If you or your honey have got a decent credit report card, you may qualify for “teaser rates” – low, short-term interest rates – from your credit card’s competition. Move as much of your higher interest debt onto those cards as possible and then put the card under lock and key. If it is going to take you a while to pay off your balances, it’s worth it to find the lowest rate you can get for the longest period of time. But do this as few times as possible: The less you have to apply for new credit, open the new account, transfer a balance and close the old account; the more simple your finances (and your credit record) will be.

Lather, Rinse, Repeat

Repetition is the key to success. Pay the minimum amount due (on time, every time!) on all accounts except the one with the highest rate. Send every extra dollar, every quarter you find on the street, every dime you earn over time and that $20 your mother-in-law gave you for cab fare last month to the high-interest rate winner – well beyond the minimum your lender hopes you’ll pay from now until eternity. Lather, rinse, and repeat until you’ve washed each debt right out of your hair.

Be Prudent

Be aggressive in paying down your debts, but don’t get so ambitious that you risk missing minimum payments on your mortgage, automobile or any other secured credit account. (Secured means that if you miss enough payments, the bank can show up and take your stuff.) A small emergency stash of cash will help cover those budget busters. Sticking to this plan requires willpower over a long period of time. Anticipate strong shopping cravings that will arise during your debt triage, and give each other props for each day you keep your cards in your wallet. Mark some reward days on your calendar to celebrate (inexpensively) your newfound savings mantra.

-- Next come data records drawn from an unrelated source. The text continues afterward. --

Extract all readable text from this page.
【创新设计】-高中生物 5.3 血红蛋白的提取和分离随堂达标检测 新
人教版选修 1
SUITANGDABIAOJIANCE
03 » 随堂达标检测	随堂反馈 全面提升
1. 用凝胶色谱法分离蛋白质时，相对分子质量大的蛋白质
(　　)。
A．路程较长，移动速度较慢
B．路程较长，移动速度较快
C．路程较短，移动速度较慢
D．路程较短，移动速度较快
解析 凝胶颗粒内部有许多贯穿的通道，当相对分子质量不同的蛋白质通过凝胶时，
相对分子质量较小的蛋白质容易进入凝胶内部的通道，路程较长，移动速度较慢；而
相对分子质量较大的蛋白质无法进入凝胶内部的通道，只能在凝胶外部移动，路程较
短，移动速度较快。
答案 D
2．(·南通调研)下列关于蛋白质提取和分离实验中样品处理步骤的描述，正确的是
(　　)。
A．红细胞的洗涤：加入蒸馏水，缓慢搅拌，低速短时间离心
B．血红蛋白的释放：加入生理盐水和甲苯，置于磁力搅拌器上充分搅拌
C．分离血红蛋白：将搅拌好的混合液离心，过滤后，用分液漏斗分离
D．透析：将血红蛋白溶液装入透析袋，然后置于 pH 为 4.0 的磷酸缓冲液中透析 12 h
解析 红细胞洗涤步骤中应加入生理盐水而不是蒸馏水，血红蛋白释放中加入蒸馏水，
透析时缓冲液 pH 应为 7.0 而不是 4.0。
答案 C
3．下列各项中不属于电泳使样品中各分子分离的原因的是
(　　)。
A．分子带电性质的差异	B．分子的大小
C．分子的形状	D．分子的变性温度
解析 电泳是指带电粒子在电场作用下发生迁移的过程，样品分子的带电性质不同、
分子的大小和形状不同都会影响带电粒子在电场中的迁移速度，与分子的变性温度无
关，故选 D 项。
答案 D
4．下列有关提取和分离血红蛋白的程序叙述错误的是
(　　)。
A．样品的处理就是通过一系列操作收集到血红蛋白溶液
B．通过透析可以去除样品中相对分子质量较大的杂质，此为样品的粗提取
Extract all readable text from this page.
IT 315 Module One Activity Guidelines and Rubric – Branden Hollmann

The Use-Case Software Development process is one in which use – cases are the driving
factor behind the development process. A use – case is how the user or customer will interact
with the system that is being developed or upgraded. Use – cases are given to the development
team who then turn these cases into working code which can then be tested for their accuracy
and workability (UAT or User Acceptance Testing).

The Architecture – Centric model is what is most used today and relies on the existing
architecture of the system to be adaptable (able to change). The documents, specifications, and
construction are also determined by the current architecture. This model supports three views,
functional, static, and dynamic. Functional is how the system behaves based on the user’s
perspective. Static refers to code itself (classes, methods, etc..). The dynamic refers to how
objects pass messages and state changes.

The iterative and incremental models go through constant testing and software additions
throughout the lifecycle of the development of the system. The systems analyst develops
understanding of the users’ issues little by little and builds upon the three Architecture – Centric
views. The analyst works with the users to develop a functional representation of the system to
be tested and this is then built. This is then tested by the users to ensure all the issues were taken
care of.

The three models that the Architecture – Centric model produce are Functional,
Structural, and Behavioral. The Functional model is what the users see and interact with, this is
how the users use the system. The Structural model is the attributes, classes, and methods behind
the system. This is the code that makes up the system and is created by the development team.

Resolve to Spend Less Than You Make

If you can’t pay for it today then you can’t afford it. In a household built for two, that goes doubly. Sound harsh? At least the math’s easy. Getting and staying out of debt boils down to this simple formula: Outflow is less than inflow. In other words, spend less money than you make, on a consistent, long-term basis. By making just a few small sacrifices – and paying a little more attention to the bigger money items – you can amass a nice chunk of change in just a few months. Look at you! Not only out of debt, but saving for the future!